My Blog List

My Blog List

My Blog List

Tuesday, March 3, 2015

Following a Dream

Following a Dream

           Like many people, I came to the United States, in search of the American Dream. It is the dream that many immigrants believe to be true; the dream that all people can have happy  and successful lives if they work hard. Coming to the United States was the hardest decision in my life. I thought about the idea carefully.  I made a mental list of all the pros and the cons to decide if I should move to United States. The simple idea of  leaving family, friends and country was terrible and scary to me. When the day came to say goodbye I cried a lot, it was a traumatic moment. Ten years later I'm still crying.

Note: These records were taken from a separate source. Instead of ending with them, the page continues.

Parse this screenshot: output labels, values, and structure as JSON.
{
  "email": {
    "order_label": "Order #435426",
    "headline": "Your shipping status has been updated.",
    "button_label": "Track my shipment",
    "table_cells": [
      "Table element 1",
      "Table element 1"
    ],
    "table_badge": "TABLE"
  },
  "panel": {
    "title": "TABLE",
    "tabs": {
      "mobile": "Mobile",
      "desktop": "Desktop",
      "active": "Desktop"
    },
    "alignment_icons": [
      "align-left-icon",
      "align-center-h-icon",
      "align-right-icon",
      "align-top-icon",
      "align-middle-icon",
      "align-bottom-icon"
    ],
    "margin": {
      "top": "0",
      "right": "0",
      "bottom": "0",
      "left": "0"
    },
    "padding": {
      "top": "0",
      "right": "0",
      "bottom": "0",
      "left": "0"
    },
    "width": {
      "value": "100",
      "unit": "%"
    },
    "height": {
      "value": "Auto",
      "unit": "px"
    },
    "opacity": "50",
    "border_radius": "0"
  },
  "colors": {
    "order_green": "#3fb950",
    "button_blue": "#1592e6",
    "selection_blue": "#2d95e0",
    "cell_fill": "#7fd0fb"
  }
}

        Before I arrived, my husband was preparing for our arrival. He had spent two years working, finding a new home, and learning English. My daughter and I arrived in a new world we had a new country. We left our family behind, we felt alone, and sometimes lonely. I had to learn the language, the traditions and the neighborhood along with new people. The change in my new life was so hard and I got depressed.

        For many years I did not know why I felt sad, some days were full of sadness. Other days seemed endless. I did not know how to deal with these feelings. Finally one day, I found an article in a magazine. This article was describing my feelings. I finally understood that I needed medical assistance. The diagnosis was depression and anxiety. I have had therapy, group therapy and some medications over the years. I'm  a work in progress.

        While all this was happening, I was continued taking care of my daughter. Fortunately, the changes were best for her. She went to Middle School, and then she went to high school and graduated with honors. Right now she is a sophomore in college. I'm very proud of her. She is my great strength.

       I decided I needed to study; I needed to speak, read and write English. I started school in September 2010. Before coming to school my vision of life was completely different than what it is now. For the last five years, day after day, bit by bit, something has been changing in me, in my life, in my family life, something good! Now I get it! I have regained confidence in myself! I graduated with a High School equivalency. The courses were difficult. I took years to finish. My hard work and dedication paid off. Now I'm a college student. I realize that I needed to continue studying to improve my life and be a good example for my beloved children.

        Now, the future looks hopeful. Now I know that my strength is in myself. Even though ten years later I'm still crying when I remember my family, I'm very proud of all my accomplishments. I can do everything because I'm strong. I'm powerful. I'm happy. I'm a new person.